Peta tersebut tidak perlu menjadi dokumen teknis yang rumit. Satu tabel dapat memuat alamat, jaringan, fungsi, tanggal mulai digunakan, pihak yang memiliki akses, dan status aktif. Untuk wallet bersama atau multisignature, catat mekanisme persetujuannya. Untuk badan usaha, pisahkan tegas wallet perusahaan dari wallet pendiri atau pegawai. Kepraktisan memakai satu wallet untuk semua keperluan bisa berubah menjadi masalah ketika transaksi pribadi dan usaha harus dijelaskan.
Bridge: aset berpindah jaringan, tetapi apa yang sebenarnya berubah?
Saat aset dipindahkan melalui bridge, pengguna bisa melihat token keluar dari jaringan pertama dan token representasi masuk di jaringan kedua. Secara ekonomi, tujuannya mungkin hanya memindahkan likuiditas. Namun mekanisme setiap bridge tidak selalu sama. Ada skema lock-and-mint, burn-and-mint, atau penggunaan pool likuiditas. Nama token dan alamat kontrak dapat berubah.
Karena itu, jangan langsung mencatat bridge sebagai penjualan atau mengabaikannya sama sekali. Hubungkan transaksi keluar dan masuk dengan satu bridge ID internal. Simpan waktu, jumlah sebelum dan sesudah, biaya, jaringan asal dan tujuan, serta dokumentasi protokol. Jika jumlah berbeda karena fee, perbedaannya harus terlihat. Catatan “transfer lintas jaringan atas aset yang sama secara ekonomi” jauh lebih berguna daripada membiarkan dua transaksi berdiri tanpa hubungan.
Analisis pajaknya mengikuti substansi hak yang berubah. Apakah pengguna tetap mempunyai klaim ekonomis yang setara? Apakah ia menerima aset baru dengan karakter berbeda? Apakah ada pertukaran melalui pool? Tidak semua bridge memberi jawaban identik. Dokumentasi mekanisme diperlukan sebelum mengambil posisi.
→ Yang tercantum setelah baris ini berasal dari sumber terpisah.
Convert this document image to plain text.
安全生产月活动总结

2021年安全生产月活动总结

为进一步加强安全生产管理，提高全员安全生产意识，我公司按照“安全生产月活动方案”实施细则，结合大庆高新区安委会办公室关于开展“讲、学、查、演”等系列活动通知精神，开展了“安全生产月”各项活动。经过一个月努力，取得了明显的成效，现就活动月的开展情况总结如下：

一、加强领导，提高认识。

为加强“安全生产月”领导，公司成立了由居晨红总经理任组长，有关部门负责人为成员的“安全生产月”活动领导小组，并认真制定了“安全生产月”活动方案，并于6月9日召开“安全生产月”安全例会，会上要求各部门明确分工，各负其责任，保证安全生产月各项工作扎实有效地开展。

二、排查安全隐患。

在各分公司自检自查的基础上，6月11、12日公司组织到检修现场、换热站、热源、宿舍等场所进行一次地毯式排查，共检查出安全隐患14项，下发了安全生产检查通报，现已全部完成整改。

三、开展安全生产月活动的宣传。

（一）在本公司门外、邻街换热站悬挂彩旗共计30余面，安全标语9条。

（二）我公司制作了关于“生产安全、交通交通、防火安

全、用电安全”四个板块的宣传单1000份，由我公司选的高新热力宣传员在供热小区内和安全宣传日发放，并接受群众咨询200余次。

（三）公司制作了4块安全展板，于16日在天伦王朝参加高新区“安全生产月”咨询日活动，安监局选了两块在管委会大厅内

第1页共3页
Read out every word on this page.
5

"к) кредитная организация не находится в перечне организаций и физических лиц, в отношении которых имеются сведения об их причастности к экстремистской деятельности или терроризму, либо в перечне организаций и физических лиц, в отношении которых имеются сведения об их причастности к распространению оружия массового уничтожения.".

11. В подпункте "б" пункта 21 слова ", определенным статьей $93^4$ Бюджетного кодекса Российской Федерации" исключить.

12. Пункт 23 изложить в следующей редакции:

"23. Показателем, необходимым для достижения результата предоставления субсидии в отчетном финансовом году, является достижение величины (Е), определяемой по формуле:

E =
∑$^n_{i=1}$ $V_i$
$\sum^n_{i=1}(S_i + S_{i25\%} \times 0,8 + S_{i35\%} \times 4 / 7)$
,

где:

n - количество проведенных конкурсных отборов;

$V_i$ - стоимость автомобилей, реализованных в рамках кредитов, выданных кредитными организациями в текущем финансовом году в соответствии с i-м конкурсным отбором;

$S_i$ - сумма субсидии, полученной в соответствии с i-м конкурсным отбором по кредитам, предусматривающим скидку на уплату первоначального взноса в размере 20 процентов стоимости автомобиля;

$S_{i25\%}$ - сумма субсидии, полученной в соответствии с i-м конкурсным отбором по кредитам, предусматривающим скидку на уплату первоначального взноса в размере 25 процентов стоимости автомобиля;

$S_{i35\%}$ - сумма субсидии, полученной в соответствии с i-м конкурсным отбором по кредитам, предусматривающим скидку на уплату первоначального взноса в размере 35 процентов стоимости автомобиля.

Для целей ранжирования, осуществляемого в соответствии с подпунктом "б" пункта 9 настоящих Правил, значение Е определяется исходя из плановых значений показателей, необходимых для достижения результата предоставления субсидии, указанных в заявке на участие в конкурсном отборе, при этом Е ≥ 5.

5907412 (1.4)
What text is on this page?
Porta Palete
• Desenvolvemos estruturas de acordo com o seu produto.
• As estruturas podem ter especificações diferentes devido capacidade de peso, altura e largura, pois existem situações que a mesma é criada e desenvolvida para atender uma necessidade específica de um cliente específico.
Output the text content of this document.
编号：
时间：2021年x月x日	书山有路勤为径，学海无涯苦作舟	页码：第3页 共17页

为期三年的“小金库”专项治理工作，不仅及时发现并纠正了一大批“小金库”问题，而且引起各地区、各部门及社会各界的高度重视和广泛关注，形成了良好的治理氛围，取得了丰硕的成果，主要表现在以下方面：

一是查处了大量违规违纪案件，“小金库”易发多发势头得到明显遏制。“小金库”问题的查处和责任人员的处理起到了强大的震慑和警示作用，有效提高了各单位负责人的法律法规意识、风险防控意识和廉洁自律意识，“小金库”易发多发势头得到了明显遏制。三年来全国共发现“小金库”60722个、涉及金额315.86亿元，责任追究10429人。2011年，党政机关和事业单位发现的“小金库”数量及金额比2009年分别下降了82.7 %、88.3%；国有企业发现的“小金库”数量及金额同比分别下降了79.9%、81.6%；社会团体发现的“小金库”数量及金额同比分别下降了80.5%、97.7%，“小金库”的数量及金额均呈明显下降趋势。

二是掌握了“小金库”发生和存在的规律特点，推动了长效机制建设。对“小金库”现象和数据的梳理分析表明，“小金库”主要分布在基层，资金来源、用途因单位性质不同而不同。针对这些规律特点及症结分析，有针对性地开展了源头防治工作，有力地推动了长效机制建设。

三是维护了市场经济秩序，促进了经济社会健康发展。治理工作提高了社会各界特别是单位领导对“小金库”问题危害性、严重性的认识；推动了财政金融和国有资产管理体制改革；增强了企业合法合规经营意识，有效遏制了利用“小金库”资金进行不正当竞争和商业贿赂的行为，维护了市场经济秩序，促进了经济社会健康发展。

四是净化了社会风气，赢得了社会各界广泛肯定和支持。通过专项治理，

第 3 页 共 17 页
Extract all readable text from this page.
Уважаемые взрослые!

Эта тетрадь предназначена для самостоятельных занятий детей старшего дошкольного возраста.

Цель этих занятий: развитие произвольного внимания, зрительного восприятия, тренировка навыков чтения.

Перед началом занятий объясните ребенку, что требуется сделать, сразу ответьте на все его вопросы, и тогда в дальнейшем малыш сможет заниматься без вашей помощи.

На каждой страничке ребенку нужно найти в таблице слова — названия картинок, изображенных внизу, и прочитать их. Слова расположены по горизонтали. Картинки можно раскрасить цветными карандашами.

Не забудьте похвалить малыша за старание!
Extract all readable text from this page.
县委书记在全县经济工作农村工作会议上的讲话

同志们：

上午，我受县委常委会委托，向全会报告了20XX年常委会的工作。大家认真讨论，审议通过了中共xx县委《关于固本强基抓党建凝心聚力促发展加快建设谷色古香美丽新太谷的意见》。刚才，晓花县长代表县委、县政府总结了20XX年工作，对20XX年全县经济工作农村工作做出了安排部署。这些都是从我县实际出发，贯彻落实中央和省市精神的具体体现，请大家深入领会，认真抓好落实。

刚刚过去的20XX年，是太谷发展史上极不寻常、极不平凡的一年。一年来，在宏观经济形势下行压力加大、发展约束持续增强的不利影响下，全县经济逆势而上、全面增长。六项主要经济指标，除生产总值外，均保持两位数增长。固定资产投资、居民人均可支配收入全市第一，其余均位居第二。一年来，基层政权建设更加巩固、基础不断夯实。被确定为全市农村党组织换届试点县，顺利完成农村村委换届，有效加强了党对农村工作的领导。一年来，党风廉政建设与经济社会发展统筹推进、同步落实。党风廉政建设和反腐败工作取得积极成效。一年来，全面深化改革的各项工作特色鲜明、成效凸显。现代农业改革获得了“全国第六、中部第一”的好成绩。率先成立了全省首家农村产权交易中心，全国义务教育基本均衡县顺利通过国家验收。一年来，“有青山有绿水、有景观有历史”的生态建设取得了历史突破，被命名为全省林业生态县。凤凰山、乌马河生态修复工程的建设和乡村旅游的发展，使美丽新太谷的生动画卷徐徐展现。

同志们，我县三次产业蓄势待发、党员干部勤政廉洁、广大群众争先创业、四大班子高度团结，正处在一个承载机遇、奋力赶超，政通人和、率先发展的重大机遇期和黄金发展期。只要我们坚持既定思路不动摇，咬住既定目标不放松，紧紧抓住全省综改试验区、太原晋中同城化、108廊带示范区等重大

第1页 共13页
Swap: tidak ada rupiah bukan berarti tidak ada transaksi
Dalam swap, satu aset dilepas untuk memperoleh aset lain. Pengguna mungkin hanya menekan satu tombol, tetapi smart contract dapat merutekan transaksi melewati beberapa pool. Catat aset yang dilepas, aset yang diterima, jumlah masing-masing, nilai rupiah pada waktu transaksi, slippage, gas fee, dan protokol atau aggregator yang digunakan.
PMK 50 Tahun 2025, yang berlaku sejak 1 Agustus 2025, mengatur PPh dan PPN atas transaksi perdagangan aset kripto. Penyerahan aset kripto dipersamakan dengan surat berharga sehingga tidak dikenai PPN. Untuk penghasilan penjual dalam transaksi perdagangan yang masuk mekanismenya, terdapat pemungutan PPh Pasal 22 final dengan ketentuan berbeda menurut penyelenggara. PMK tersebut juga mengenali tukar-menukar aset kripto, bukan hanya penjualan ke rupiah.
Namun swap langsung melalui protokol DeFi tidak otomatis mempunyai pemungut seperti transaksi pada pedagang aset keuangan digital yang menjalankan kewajiban tersebut. Ketiadaan bukti pungut otomatis tidak membuktikan ketiadaan konsekuensi pajak. Ini justru titik yang perlu ditandai untuk dianalisis berdasarkan pihak, mekanisme, yurisdiksi, serta ketentuan umum dan khusus yang relevan.
Liquidity pool: setoran, token LP, fee, dan impermanent loss
Menyediakan likuiditas sering diringkas sebagai “deposit”. Padahal pengguna menyerahkan satu atau dua aset ke smart contract dan menerima token LP atau pencatatan posisi. Ketika keluar, komposisi aset yang diterima dapat berbeda dari komposisi awal. Di antara keduanya, fee perdagangan bisa bertambah pada posisi.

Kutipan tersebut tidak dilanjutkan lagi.